Harness Assumptions Decay

Last updated: March 25, 2026

Every piece of a harness exists because the model couldn't do something on its own. Sprint decomposition because it lost coherence on long tasks. Evaluator agents because it couldn't judge its own work. Context resets because compaction wasn't enough. Each component encodes an assumption about a model limitation, and those assumptions go stale faster than you'd expect.


Anthropic put it directly in their harness design post: "every component in a harness encodes an assumption about what the model can't do on its own, and those assumptions are worth stress testing, both because they may be incorrect, and because they can quickly go stale as models improve." They lived it: Opus 4.5 needed sprint decomposition to maintain coherence. Opus 4.6 didn't. One model release made an entire architectural component unnecessary. The sprint construct, the per-sprint QA contracts, the negotiation phases. All of it was load-bearing scaffolding that stopped being load-bearing when the model got better.


I've been through this cycle multiple times. The migration from claude-manager to OpenCode to Pi wasn't just changing tools. It was shedding assumptions at each step.

Claude-manager assumed the model couldn't access files, so I was the clipboard. OpenCode removed that assumption. OpenCode assumed you needed a server-client architecture for multi-agent work. Pi proved a single process worked better. The daemon's session summarization started with elaborate prompts because I assumed Haiku needed hand-holding. It turned out a lighter prompt produced better summaries. The model was more capable than the scaffolding gave it credit for.

Each time, the pattern is the same: build the scaffolding, watch it work, then periodically ask "does this piece still earn its keep?" Sometimes the answer is yes. Skills and handoffs remain valuable regardless of model improvements, because they solve coordination problems, not capability problems. But the mechanical scaffolding (retry logic, decomposition layers, explicit step-by-step prompts), that stuff decays.


The practical question is when to revisit. New model releases are the obvious trigger. But capability improvements aren't always announced. Sometimes a model just handles something better and you don't notice because the scaffolding is still doing the work. Anthropic's approach was methodical: remove one component at a time and review the impact. Radical simplification didn't work because they couldn't tell what broke. Incremental removal did.
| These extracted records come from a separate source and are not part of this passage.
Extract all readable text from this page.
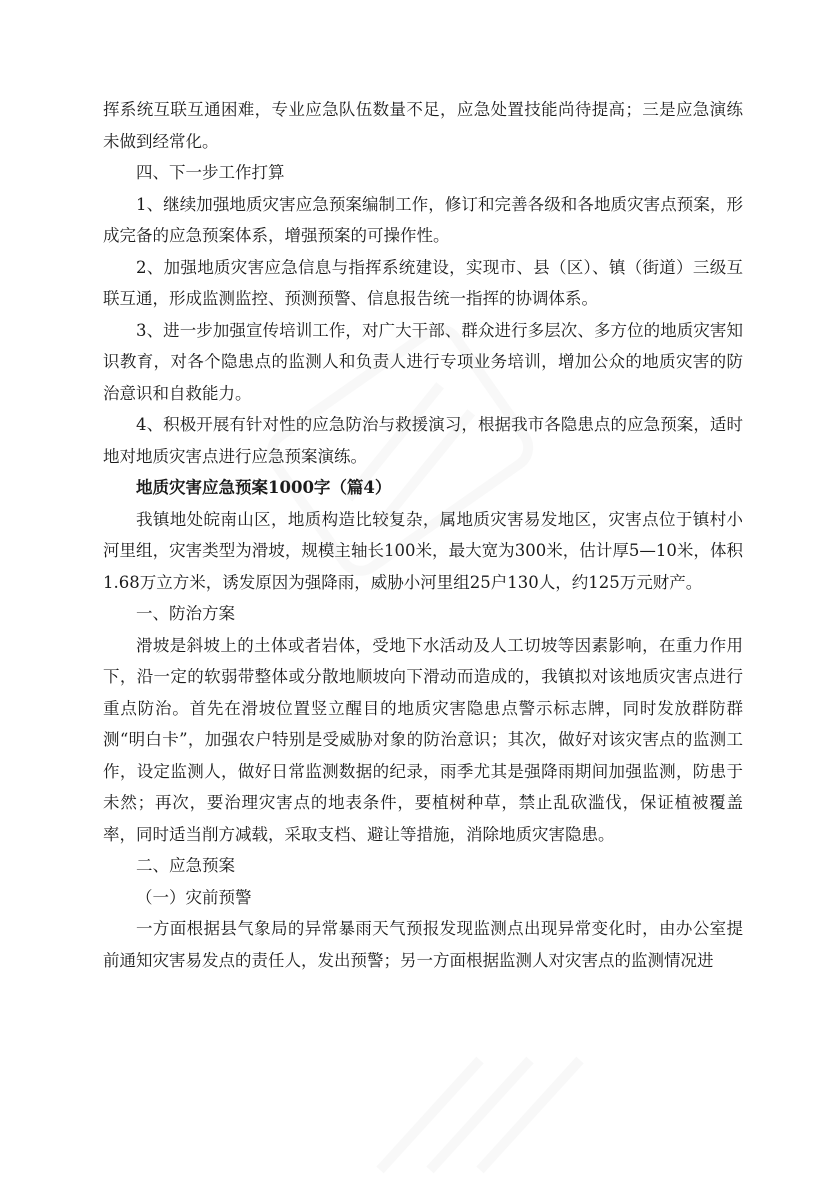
挥系统互联互通困难，专业应急队伍数量不足，应急处置技能尚待提高；三是应急演练未做到经常化。

四、下一步工作打算

1、继续加强地质灾害应急预案编制工作，修订和完善各级和各地质灾害点预案，形成完备的应急预案体系，增强预案的可操作性。

2、加强地质灾害应急信息与指挥系统建设，实现市、县（区）、镇（街道）三级互联互通，形成监测监控、预测预警、信息报告统一指挥的协调体系。

3、进一步加强宣传培训工作，对广大干部、群众进行多层次、多方位的地质灾害知识教育，对各个隐患点的监测人和负责人进行专项业务培训，增加公众的地质灾害的防治意识和自救能力。

4、积极开展有针对性的应急防治与救援演习，根据我市各隐患点的应急预案，适时地对地质灾害点进行应急预案演练。

地质灾害应急预案1000字（篇4）

我镇地处皖南山区，地质构造比较复杂，属地质灾害易发地区，灾害点位于镇村小河里组，灾害类型为滑坡，规模主轴长100米，最大宽为300米，估计厚5—10米，体积1.68万立方米，诱发原因为强降雨，威胁小河里组25户130人，约125万元财产。

一、防治方案

滑坡是斜坡上的土体或者岩体，受地下水活动及人工切坡等因素影响，在重力作用下，沿一定的软弱带整体或分散地顺坡向下滑动而造成的，我镇拟对该地质灾害点进行重点防治。首先在滑坡位置竖立醒目的地质灾害隐患点警示标志牌，同时发放群防群测“明白卡”，加强农户特别是受威胁对象的防治意识；其次，做好对该灾害点的监测工作，设定监测人，做好日常监测数据的纪录，雨季尤其是强降雨期间加强监测，防患于未然；再次，要治理灾害点的地表条件，要植树种草，禁止乱砍滥伐，保证植被覆盖率，同时适当削方减载，采取支档、避让等措施，消除地质灾害隐患。

二、应急预案

（一）灾前预警

一方面根据县气象局的异常暴雨天气预报发现监测点出现异常变化时，由办公室提前通知灾害易发点的责任人，发出预警；另一方面根据监测人对灾害点的监测情况进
I do something similar but less formal. When a component annoys me (too slow, too complex, too many edge cases) I try removing it. If nothing breaks, it was dead weight. If something breaks, I know it's still load-bearing and I put it back. The start manual, automate later pattern in reverse: start automated, periodically check if the automation is still earning its complexity.

The harness should get simpler over time, not more complex. If it's only growing, you're probably maintaining assumptions the model outgrew months ago. That's the thing about model tiers and how it evolved. The interesting work isn't building more infrastructure. It's knowing when to tear it down.